A Failsafe System for the Body
As you likely know, trauma or disease that affects the spinal cord may lead to paralysis. If the problem occurs at one of the upper levels of the spinal cord, quadriplegia (the inability to move any of the four limbs) can result. However, nerve signals can still travel to the vital organs. This is possible because cranial nerves innervate the vital organs, and these nerves do not stem from the spinal cord.
Cranial Nerve Functions
Here is a list of the 12 cranial nerves along with brief outlines of their functions.
- I Olfactory: Along with cranial nerve II, the olfactory nerve exits from the cerebrum, the main body of the brain.
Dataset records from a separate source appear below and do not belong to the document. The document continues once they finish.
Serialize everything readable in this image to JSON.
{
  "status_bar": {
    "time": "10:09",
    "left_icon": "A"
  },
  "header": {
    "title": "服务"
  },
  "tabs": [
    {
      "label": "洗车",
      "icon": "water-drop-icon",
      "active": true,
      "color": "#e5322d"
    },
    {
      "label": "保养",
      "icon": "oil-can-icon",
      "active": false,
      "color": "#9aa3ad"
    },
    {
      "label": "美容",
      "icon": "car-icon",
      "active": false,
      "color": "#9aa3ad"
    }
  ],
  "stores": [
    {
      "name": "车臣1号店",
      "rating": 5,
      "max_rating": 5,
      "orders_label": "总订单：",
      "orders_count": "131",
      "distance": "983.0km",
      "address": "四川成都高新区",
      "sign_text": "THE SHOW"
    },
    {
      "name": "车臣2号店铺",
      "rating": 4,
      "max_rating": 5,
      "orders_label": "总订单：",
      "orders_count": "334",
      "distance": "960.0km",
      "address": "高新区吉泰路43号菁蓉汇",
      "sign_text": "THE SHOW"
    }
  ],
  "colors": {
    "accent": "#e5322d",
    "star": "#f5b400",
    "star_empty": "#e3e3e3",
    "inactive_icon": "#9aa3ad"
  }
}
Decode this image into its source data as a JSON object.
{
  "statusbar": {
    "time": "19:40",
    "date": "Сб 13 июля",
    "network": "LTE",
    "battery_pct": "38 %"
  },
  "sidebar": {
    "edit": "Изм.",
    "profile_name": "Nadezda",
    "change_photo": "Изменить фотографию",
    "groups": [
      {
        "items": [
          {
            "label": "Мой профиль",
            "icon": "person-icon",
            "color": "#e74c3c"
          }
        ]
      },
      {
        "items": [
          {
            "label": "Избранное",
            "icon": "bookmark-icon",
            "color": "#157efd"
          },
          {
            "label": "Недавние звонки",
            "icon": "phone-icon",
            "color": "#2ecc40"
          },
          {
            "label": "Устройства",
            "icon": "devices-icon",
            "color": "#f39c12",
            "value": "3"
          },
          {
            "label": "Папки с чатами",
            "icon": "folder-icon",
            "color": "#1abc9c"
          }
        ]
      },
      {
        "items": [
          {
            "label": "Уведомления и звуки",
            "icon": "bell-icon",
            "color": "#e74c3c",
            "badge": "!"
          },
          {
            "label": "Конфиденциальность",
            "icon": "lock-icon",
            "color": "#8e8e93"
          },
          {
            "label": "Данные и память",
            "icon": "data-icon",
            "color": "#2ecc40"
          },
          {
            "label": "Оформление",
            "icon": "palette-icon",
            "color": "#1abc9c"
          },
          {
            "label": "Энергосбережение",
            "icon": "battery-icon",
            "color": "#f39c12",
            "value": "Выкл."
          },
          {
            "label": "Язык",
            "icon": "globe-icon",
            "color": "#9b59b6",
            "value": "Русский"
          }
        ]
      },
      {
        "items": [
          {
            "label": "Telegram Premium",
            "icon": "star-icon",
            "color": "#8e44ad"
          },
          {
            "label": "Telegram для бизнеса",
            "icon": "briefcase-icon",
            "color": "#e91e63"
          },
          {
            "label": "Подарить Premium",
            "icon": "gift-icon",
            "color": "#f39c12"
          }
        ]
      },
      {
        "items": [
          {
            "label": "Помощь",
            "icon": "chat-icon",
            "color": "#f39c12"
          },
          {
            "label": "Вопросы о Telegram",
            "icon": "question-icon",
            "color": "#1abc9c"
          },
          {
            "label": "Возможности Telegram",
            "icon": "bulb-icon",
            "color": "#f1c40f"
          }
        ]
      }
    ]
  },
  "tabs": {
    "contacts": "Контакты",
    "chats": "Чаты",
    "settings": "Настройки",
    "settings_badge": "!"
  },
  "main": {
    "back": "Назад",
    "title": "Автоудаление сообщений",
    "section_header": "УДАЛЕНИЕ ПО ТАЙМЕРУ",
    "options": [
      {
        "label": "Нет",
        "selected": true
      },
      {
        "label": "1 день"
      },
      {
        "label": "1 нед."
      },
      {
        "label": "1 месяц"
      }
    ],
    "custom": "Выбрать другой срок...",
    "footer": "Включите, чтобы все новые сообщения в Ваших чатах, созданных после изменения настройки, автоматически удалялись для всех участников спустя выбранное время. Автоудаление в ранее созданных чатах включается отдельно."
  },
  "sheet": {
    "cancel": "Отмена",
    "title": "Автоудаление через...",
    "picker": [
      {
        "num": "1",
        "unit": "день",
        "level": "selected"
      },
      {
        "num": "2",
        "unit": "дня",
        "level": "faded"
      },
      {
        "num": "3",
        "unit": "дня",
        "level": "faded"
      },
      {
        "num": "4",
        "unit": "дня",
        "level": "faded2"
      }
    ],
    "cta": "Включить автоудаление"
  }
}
The remaining ten cranial nerves all arise from the brainstem. The olfactory nerve is responsible for the sense of smell.
- II Optic: This nerve makes vision possible.
- III Oculomotor: This nerve allows for dilation and constriction of the pupils as well as some eye movements.
- IV Trochlear: The trochlear nerve is also responsible for certain eye movements.
- V Trigeminal: This nerve takes care of sensation in the face as well as the movement of the muscles used in chewing.
- VI Abducens: Another nerve that controls eye movement, the abducens is responsible for outward gaze.
- VII Facial: The facial nerve is responsible for taste, facial expressions, and facial glands.
- VIII Vestibulocochlear: This nerve controls hearing and balance.
- IX Glossopharyngeal: Along with the facial nerve, this cranial nerve is responsible for taste and control of some glands.
X Vagus: This crucial cranial nerve controls many of the thoracic organs like the heart, lungs, and digestive tract.
- XI Accessory: This nerve controls the movement of certain muscles in the neck and upper back.
- XII Hypoglossal: Tongue movements are controlled by this cranial nerve.
When cranial nerve function is impaired by disease or injuries, chiropractic care can be invaluable. Although cranial nerves do not travel through the spine, they can still become pinched or trapped. Chiropractic release, along with other non-invasive treatment modalities, can offer gentle methods of restoring function and sensation.
If you’re experiencing unexplained symptoms or have been told that you have a cranial nerve issue, consider involving your chiropractor. They may be able to offer relief.